The 'founders_list' application is designed to automate the process of gathering information about the newest startups from Y Combinator's company list. It retrieves the latest two batches of companies, uses the Hunter.io API to find email information for each company, and saves the collected data into a CSV file for easy access and analysis.

Setup Instructions

Prerequisites

  • Node.js (v10.0 or higher)
  • npm (v6.0 or higher)
  • An API key from Hunter.io

Installation

  1. Clone the repository to your local machine:

    git clone https://github.com/example/founders_list.git
    
  2. Navigate to the cloned directory:

    cd founders_list
    
  3. Install the necessary npm packages:

    npm install
    
  4. Create and configure your .env file in the root directory with your Hunter.io API key:

    HUNTER_API_KEY=your_api_key_here // INPUT_REQUIRED {Provide your actual Hunter.io API key}
    

Running the Application

To start the application, run the following command:

npm start

This will initiate a cron job which executes the data retrieval and email lookup process at scheduled intervals.

Usage Guide with Examples

This application runs autonomously once started. However, you can trigger the scraping and email retrieval process manually by running the main.js script:

node src/main.js

Upon execution, the script will:

  • Scrape the latest two batches of companies from Y Combinator.
  • Retrieve email information for each company using Hunter.io's API.
  • Save the acquired data into a CSV file named companies.csv in the current directory.

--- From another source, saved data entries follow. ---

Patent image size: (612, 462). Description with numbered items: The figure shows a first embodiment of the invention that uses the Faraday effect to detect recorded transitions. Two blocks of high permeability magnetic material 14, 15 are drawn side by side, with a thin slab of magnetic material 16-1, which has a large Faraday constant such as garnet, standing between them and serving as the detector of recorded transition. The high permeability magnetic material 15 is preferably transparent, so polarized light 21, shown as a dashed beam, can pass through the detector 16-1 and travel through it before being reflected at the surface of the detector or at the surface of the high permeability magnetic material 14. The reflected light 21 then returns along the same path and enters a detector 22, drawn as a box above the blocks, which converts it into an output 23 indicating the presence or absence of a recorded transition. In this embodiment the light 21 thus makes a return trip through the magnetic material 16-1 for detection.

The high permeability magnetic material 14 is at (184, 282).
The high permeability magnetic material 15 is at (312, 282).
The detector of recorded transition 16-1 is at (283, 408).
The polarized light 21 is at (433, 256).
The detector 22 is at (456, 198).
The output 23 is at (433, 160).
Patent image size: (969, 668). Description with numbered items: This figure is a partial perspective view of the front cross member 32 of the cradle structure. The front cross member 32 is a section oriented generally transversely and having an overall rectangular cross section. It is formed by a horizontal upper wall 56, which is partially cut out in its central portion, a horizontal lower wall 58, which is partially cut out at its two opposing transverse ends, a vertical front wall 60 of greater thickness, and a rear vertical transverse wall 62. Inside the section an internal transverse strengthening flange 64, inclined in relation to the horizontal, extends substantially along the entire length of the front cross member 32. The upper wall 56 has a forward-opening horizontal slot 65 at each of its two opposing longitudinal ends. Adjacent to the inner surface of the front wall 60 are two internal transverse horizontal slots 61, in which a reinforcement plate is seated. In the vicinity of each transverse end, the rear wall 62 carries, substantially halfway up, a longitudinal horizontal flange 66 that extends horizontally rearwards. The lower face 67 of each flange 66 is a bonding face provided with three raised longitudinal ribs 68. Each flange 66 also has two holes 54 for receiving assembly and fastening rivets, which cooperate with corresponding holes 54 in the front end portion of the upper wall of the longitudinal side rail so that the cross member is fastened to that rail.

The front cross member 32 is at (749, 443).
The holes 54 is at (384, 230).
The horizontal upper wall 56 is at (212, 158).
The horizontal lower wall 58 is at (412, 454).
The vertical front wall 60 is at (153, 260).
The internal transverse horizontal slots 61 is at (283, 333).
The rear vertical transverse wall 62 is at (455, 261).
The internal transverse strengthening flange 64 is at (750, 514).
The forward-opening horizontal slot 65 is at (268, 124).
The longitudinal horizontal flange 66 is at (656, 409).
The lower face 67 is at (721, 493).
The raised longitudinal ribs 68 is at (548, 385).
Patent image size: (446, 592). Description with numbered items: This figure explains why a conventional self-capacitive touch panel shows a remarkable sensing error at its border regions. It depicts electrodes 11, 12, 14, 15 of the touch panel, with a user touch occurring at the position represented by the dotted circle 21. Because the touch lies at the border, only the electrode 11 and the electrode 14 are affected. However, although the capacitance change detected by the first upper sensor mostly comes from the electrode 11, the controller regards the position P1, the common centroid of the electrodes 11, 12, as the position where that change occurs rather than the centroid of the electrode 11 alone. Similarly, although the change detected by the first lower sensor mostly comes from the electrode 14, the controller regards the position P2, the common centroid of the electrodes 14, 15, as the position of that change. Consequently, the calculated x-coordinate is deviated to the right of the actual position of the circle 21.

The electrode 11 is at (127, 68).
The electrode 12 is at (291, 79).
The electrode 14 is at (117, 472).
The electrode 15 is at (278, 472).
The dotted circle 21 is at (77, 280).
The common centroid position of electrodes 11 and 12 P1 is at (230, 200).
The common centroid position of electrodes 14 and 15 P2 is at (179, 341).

Example of the CSV output:

Batch,Name,Description,Email,First Name,Last Name
W24,Retell AI,Helping AI speak like humans,neville.bird@retell.co.uk,Neville,Bird
...

Application Functionality

The 'founders_list' application consists of the following modules:

  • A scraper (src/scrapeWithPuppeteer.js) that navigates to the specified Y Combinator URL, retrieves company data, and parses it using Cheerio and Puppeteer.
  • An email finder (src/hunterApi.js) that queries the Hunter.io API to find email contact information for each company.
  • A CSV writer (src/utils/csvUtils.js) that formats the retrieved information into a CSV file.

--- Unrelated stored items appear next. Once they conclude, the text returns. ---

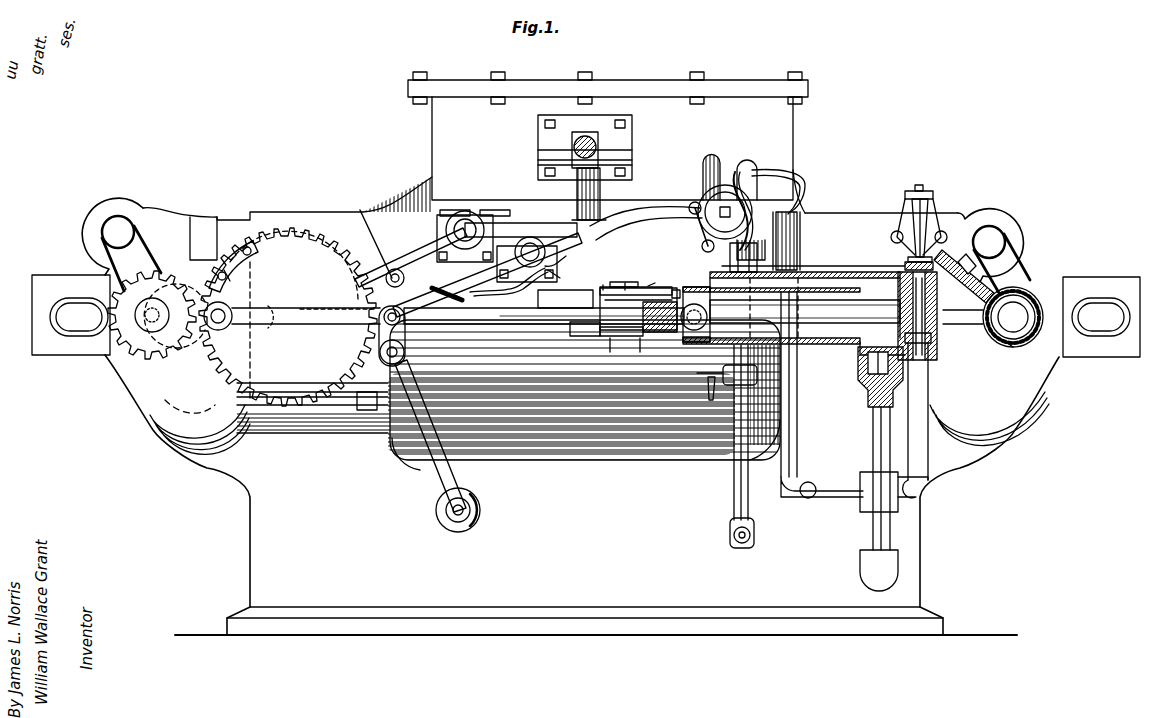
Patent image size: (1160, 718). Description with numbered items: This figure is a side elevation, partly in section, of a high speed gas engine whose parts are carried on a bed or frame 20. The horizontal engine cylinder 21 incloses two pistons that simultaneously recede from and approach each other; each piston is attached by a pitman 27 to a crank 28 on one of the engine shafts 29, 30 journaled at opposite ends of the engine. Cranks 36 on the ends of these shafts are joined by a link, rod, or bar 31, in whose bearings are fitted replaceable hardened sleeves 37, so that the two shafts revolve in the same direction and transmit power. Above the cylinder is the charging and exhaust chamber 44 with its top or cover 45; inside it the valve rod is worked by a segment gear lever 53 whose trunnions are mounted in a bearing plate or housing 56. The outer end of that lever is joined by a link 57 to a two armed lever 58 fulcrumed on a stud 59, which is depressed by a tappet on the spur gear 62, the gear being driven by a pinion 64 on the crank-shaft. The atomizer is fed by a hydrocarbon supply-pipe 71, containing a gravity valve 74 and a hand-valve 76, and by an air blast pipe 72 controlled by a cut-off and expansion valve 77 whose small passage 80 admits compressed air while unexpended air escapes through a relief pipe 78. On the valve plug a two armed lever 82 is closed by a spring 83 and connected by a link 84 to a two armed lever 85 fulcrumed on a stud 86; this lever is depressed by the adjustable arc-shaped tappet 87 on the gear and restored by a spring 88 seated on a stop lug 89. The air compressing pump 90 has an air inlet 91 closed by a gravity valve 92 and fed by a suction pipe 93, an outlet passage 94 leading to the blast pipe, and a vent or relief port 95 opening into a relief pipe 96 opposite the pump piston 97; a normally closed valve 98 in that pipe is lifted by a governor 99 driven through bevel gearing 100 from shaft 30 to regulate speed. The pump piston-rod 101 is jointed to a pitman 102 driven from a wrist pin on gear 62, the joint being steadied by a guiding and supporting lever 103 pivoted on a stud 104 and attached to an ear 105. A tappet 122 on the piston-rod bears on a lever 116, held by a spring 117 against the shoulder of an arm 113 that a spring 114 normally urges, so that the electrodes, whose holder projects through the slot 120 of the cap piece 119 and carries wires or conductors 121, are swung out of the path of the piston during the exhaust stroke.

The bed or frame 20 is at (582, 495).
The engine cylinder 21 is at (508, 395).
The pitman 27 is at (60, 283).
The crank 28 is at (590, 317).
The engine shaft 29 is at (152, 315).
The engine shaft 30 is at (993, 317).
The link, rod, or bar 31 is at (228, 228).
The crank 36 is at (553, 244).
The hardened sleeve 37 is at (130, 222).
The charging and exhaust chamber 44 is at (612, 156).
The top or cover 45 is at (470, 86).
The segment gear lever 53 is at (592, 140).
The bearing plate or housing 56 is at (632, 140).
The link 57 is at (600, 190).
The two armed lever 58 is at (395, 275).
The stud 59 is at (466, 218).
The spur gear 62 is at (260, 317).
The pinion 64 is at (152, 332).
The hydrocarbon supply-pipe 71 is at (750, 162).
The air blast pipe 72 is at (708, 160).
The gravity valve 74 is at (743, 257).
The hand-valve 76 is at (700, 374).
The cut-off and expansion valve 77 is at (698, 205).
The relief pipe 78 is at (800, 243).
The passage 80 is at (394, 252).
The two armed lever 82 is at (736, 170).
The spring 83 is at (798, 180).
The link 84 is at (697, 232).
The two armed lever 85 is at (646, 223).
The stud 86 is at (556, 274).
The arc-shaped cam projection or tappet 87 is at (258, 240).
The spring 88 is at (509, 289).
The stop lug 89 is at (578, 250).
The air compressing pump 90 is at (794, 313).
The air inlet 91 is at (816, 316).
The gravity valve 92 is at (855, 372).
The inlet or suction pipe 93 is at (870, 452).
The outlet passage 94 is at (845, 273).
The vent opening or relief port 95 is at (912, 312).
The relief pipe 96 is at (929, 380).
The pump piston 97 is at (708, 314).
The valve 98 is at (930, 320).
The governor 99 is at (933, 202).
The bevel gearing 100 is at (905, 265).
The piston-rod 101 is at (455, 335).
The pitman 102 is at (337, 316).
The guiding and supporting lever 103 is at (430, 472).
The stud 104 is at (438, 515).
The ear 105 is at (412, 325).
The arm 113 is at (640, 286).
The spring 114 is at (665, 284).
The lever 116 is at (630, 282).
The spring 117 is at (616, 288).
The cap piece 119 is at (594, 337).
The slot 120 is at (632, 310).
The wires or conductors 121 is at (648, 342).
The tappet 122 is at (565, 299).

For advanced usage and understanding of the internal mechanisms of the application, developers may refer to the following files:

  • src/cronScheduler.js: To understand how the application's tasks are scheduled.
  • src/scrapeWithPuppeteer.js and src/scraper.js: To dive into the web scraping logic.
  • src/hunterApi.js: For email retrieval process.
  • src/utils/csvUtils.js: For CSV file generation logic.

Troubleshooting

Refer to the Troubleshooting section for guidance on common issues.

Contributing

Contributions to the 'founders_list' application are welcome. Please refer to the individual files mentioned in the application functionality section for the related code. Ensure you follow the project's coding standards and guidelines.


Troubleshooting

In case of encountering errors during the use of the application, please refer to the application logs located at logs/app.log. Common errors might include:

  • HTTP Errors when accessing the Hunter.io API: These can be due to rate limiting, incorrect API key, or connectivity issues. Check your .env file for correct credentials and ensure you are within API usage limits.

  • Web Scraping Errors: Incorrect or updated DOM structures on the Y Combinator website may cause the scraper to fail. Check the selectors used in src/scrapeWithPuppeteer.js for accuracy.

Refer to src/utils/logger.js for the logging mechanism and logs/app.log for a record of errors and operations.